S&P Upgrades Emulex to 'Buy'
Emulex Corp. (ELX ): Upgrading to 5 STARS (buy) from 3 STARS (hold)
Analyst: Richard Stice, CFA
We at S&P believe ELX, the marketshare leader in fibre channel host bus adapter components, is well positioned to benefit from the shift toward networked storage environments. Also, we view its execution as solid, with margins that have expanded for six straight quarters. ELX trades at a discount to the S&P 500 on p-e-to-growth, and to our discounted cash flow model, which assumes a 1.2 beta, 11.6% weighted average cost of capital, and 21% peak growth rate in year five and 3% terminal growth rate. Combining these metrics yields our 12-month target price of $27.
Qwest Communications (Q ): Keep 2 STARS (avoid)
Analyst: Todd Rosenbluth
Qwest shares are up about 10% today, reflecting, in our view, two pieces of good news. We at S&P believe Qwest's wholesale wireless agreement with Sprint PCS will allow more bundling opportunities. In addition, we see Qwest as one step closer to completing the sale of its directory business and receiving much needed cash. However, we still view Qwest shares unfavorably given the limited financial reporting amid its still pending results restatement and wireline customer retention difficulties. In our opinion, Qwest trades at an unwarranted enterprise value/EBITDA premium to peers.

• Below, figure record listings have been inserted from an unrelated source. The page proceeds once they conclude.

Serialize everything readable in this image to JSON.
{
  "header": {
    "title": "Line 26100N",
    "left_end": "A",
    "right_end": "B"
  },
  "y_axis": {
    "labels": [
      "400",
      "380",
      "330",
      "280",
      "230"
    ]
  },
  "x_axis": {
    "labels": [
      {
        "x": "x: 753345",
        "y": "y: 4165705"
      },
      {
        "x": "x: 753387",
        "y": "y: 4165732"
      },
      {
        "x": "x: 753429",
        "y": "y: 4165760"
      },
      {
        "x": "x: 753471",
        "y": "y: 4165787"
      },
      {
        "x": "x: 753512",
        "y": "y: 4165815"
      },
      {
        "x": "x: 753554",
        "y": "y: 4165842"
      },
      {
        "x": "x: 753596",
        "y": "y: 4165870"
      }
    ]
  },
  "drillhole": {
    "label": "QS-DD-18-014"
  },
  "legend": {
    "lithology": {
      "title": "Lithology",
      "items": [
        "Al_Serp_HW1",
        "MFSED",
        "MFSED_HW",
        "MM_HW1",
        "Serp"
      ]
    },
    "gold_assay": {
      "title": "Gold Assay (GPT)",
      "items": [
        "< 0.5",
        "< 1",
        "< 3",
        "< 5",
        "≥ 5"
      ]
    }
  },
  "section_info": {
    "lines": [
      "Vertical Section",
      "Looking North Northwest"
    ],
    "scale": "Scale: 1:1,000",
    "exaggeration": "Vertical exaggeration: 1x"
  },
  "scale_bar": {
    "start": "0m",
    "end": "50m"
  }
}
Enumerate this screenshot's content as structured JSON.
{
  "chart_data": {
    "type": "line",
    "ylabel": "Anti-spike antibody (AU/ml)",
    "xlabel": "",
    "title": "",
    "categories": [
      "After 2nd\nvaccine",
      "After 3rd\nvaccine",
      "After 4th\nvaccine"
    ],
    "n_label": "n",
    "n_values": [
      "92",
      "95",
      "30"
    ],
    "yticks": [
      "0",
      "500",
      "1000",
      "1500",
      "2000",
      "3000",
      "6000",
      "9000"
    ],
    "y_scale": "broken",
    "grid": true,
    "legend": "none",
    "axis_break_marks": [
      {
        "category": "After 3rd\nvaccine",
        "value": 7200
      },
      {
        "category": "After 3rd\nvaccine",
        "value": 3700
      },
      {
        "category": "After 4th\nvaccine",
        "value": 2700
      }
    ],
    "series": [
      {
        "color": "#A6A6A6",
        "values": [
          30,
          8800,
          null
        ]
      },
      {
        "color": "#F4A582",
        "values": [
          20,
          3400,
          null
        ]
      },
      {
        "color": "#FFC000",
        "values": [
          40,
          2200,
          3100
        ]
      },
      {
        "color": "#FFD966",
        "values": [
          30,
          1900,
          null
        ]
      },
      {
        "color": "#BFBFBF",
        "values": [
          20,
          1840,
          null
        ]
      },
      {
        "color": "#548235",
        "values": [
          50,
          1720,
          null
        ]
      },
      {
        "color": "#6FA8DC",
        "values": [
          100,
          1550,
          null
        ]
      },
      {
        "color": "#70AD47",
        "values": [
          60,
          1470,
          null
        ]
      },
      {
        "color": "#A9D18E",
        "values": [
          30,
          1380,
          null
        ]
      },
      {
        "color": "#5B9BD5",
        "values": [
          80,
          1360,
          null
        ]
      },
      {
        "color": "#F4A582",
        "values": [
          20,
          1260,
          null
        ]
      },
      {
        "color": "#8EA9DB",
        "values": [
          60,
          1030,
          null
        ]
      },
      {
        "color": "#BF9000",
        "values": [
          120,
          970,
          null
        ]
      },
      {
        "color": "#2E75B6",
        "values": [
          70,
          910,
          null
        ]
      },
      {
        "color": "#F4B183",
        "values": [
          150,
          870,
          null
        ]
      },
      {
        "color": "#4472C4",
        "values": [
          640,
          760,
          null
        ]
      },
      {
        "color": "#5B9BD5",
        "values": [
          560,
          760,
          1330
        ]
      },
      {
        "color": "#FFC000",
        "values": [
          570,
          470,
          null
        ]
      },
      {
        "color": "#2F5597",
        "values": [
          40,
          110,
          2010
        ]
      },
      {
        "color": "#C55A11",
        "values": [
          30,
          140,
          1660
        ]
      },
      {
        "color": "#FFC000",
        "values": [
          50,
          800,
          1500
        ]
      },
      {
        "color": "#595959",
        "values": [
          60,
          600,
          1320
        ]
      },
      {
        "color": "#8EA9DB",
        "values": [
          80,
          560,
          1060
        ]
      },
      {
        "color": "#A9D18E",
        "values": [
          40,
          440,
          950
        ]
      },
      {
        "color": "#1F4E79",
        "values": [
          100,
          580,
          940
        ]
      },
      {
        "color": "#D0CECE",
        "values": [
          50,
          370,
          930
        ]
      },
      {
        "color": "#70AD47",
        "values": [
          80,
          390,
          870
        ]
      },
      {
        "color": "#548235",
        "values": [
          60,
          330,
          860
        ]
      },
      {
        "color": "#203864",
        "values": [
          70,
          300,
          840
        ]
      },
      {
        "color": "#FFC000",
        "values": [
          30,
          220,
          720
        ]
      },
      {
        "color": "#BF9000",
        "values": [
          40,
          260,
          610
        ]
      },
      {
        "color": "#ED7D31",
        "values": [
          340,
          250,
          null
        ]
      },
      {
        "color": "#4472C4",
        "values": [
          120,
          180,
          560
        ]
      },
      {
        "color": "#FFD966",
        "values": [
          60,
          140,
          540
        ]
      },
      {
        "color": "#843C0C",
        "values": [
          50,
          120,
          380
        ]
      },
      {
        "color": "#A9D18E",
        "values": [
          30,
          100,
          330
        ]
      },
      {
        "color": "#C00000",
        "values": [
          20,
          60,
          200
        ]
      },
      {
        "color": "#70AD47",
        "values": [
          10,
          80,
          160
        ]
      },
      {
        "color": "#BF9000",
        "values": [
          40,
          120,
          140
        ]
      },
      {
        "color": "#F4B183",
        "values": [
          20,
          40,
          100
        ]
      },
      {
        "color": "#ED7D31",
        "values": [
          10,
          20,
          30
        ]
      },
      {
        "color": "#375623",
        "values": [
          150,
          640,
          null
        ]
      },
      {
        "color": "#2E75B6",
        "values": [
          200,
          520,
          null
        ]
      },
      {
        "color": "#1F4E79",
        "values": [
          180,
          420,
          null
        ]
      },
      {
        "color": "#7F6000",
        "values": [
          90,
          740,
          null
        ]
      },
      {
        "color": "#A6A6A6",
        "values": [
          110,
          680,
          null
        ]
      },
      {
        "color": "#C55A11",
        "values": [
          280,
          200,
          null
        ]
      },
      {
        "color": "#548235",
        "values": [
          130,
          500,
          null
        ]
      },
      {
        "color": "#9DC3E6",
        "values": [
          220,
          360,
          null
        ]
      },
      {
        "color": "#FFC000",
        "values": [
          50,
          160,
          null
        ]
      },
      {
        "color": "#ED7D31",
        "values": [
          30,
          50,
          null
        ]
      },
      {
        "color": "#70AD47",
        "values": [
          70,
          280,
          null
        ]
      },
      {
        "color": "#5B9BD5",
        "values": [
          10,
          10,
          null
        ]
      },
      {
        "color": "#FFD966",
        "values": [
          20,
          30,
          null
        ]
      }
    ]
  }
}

Monster Worldwide (MNST ): Reiterate 1 STAR (sell)
Analyst: Mark Basham
America Online unit of AOL Time Warner (AOL ) signs a deal with Careerbuilder.com to replace MNST's Monster unit as its online job services content provider. The new agreement begins in mid-December 2003, so the initial material effects of the loss of this key client on MNST will likely be seen in 2004. We note that our 40 cents EPS estimate for 2004 is significantly below the Street estimate of 55 cents. We are reiterating our 12-month target price of $13. At a 100% premium to the S&P 500's p-e, we think this amply discounts the jobs recovery we see in 2004.
General Electric (GE ): Reiterate 3 STARS (hold)
Analyst: Robert Friedman, CPA
As part of GE's long-standing strategy of exiting businesses that are not No. 1 or No. 2 in its markets, the industrial and financing giant agrees to sell its bond insurer unit for $2.16 billion to a consortium led by mortgage insurer PMI Group. GE will book a small loss, though we believe it could have eventually secured a higher price. We are also skeptical about GE's strategy of redeploying capital from ostensibly slow-growing businesses, to ostensibly faster growing markets. GE shares are near our cash flow-derived $30 per share 12-month target price.
Union Pacific (UNP ): Reiterate 4 STARS (accumulate)
Analyst: Jim Corridore
UNP plans to divest its trucking unit Overnite Corp. (11% of 2002 revenues) via an IPO. If underwriters' overallotment is exercised in full, UNP will sell 100% of Overnite. The less-than-truckload carrier is profitable, but we think the cash raised will give UNP a lot of favorable options, including decisions about debt levels, dividend rates or increased growth. The planned move should also make it easier for UNP to use other LTL truckers in its Intermodal business. Plus, railroad margins are better than LTL trucking, so UNP's overall profitability levels should improve.
Church & Dwight (CHD ): Reiterate 4 STARS (accumulate)
Analyst: Howard Choe
Before unusual items, CHD posts second-quarter EPS of 46 cents, vs. 40 cents a year ago, 5 cents above our estimate. Gross margin expansion of 170 basis points was better than we expected, driven by integration benefits of acquisitions and cost reduction programs. A sales decline of 1% was in line with our projection. We are raising our 2003 EPS estimte to $1.85 from $1.79 and 2004's to $2.07 from $2.02 to reflect second quarter's upside and our view of the company's stronger outlook. Given CHD's strong profit growth trends, its shares appear attractive at 16 times our 2004 EPS estimate, and a modest discount to peers.